Cat missing since 2013 found in Ontario, reunited with California owners
Guelph Humane Society officials deliver BooBoo to Buffalo, N.Y., where family was waiting
A cat from California made an unlikely cross-border homecoming Friday when Canadian animal welfare officials reunited the pet with her American humans for the first time in four years.
BooBoo was turned over to Olgah Chmelicek at a Buffalo, N.Y., hotel, surrounded by media there to cover the cat that's become an international sensation.
"She was a little skittish when she first came in [to the hotel room]," Chmelicek told CBC Radio's Ontario Today host Rita Celli. "We're letting her run around. She was a little scared at first but now she's loving and loving."
She said it was like the cat was thinking, "I remember her — yeah! She's just very sweet. It's amazing, so surprising. Amazed."
Chmelicek said the whole experience has been unbelievable.
"She survived all these years when we all thought she was gone. It's incredible," she said. "I'm still in shock."
Long trek
BooBoo made headlines after she was rounded up earlier this month as a stray in Puslinch, Ont., a small town 4,000 kilometres away from her home in Watsonville, Calif., where her owners reported her missing in 2013.
The stunning discovery that the stray picked up in Ontario was from California came from data on a microchip implanted under the cat's skin. That left Guelph Humane Society staff scratching their heads as to how the animal made her almost four-year journey.
Cat delivery
Chmelicek told CBC's Celli that this isn't the first time the cat disappeared: as a kitten BooBoo used to sleep with the children's stuffed animals and was invisible for hours — even days at a time.
One time she spent several days among the toys, but since her food kept diminishing, the family figured she was still nearby.
Also as a kitten, BooBoo befriended the family's pit bull dog. The two had a close relationship that lasted until the cat's disappearance. Animal roughhousing between the two pets left BooBoo with a permanent bend in the neck, which also helped identify her.
"She's a very sweet cat. She would go up to anybody, she's a very friendly cat," said Chmelicek.
Even though she was an outdoor cat, spending much of her day outside, travelling a distance of over 4,000 kilometres is remarkable.
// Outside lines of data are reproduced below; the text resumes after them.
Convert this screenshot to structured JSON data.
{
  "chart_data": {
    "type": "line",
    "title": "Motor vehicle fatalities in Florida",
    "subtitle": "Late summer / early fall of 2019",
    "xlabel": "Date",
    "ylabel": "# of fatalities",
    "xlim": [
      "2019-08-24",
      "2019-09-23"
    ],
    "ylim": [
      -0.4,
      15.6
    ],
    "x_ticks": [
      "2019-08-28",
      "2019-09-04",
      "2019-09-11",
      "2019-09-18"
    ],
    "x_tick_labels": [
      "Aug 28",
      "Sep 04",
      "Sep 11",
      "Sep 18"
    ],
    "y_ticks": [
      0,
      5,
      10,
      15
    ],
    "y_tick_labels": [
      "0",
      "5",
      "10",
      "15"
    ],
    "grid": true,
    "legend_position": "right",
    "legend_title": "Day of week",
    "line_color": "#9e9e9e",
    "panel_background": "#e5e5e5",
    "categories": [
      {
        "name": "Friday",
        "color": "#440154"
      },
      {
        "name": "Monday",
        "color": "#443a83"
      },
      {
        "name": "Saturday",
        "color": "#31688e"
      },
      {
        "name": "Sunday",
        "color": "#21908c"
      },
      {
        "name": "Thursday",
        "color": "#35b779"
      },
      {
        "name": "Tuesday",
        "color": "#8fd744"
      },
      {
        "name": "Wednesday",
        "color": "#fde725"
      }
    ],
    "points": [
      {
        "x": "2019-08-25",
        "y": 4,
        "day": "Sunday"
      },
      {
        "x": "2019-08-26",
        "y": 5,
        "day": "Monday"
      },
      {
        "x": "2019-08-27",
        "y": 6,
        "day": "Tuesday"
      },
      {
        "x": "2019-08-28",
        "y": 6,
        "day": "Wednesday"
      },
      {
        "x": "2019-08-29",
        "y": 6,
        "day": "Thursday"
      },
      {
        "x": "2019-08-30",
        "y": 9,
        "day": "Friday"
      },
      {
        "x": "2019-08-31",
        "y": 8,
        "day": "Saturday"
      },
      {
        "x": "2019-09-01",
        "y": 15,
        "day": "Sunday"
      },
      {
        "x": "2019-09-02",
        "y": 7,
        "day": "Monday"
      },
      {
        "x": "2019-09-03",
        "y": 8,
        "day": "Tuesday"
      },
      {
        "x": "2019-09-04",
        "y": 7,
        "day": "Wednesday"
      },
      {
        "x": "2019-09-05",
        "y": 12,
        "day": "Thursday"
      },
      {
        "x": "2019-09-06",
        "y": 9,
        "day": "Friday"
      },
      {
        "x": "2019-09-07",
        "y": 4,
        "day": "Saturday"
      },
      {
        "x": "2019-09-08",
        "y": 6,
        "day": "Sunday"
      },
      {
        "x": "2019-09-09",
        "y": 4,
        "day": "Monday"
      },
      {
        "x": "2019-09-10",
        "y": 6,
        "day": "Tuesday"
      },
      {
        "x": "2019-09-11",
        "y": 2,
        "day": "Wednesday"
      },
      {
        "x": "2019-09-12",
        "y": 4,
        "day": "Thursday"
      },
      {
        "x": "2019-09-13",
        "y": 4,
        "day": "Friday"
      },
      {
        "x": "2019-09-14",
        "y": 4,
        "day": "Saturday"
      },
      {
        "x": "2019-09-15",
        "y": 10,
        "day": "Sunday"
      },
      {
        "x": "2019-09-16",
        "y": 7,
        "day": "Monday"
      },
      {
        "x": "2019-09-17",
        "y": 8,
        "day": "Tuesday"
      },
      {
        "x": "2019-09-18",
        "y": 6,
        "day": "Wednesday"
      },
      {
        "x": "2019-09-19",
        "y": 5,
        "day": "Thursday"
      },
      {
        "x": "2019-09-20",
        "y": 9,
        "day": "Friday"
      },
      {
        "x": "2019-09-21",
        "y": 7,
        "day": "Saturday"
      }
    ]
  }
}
"The normal range of an outdoor cat is about 47 metres, unless they are severely startled," Bruce Roney, executive director of the Ontario Humane Society, told Ontario Today.
"This is extremely unusual."
Call from Canada
Chmelicek said the first time she saw her telephone's call display show the Guelph Humane Society's number, she ignored it.
"I didn't even answer the phone the first day, it's gotta be a wrong number," she said. "Who's calling me from Canada? I was shocked."
But after making contact and sharing the news with her husband and daughter, she said the response was immediate: "We've got to do whatever it takes to get her."
Chmelicek stresses that none of this would have happened if BooBoo had not had an identity chip implanted. That's how the Guelph Humane Society was able to track the family in California; even though they had moved, their cell numbers had not changed.
"I can't express how important it is to chip your animal," Chmelicek said. "Even though it's four years later ... miracles happen."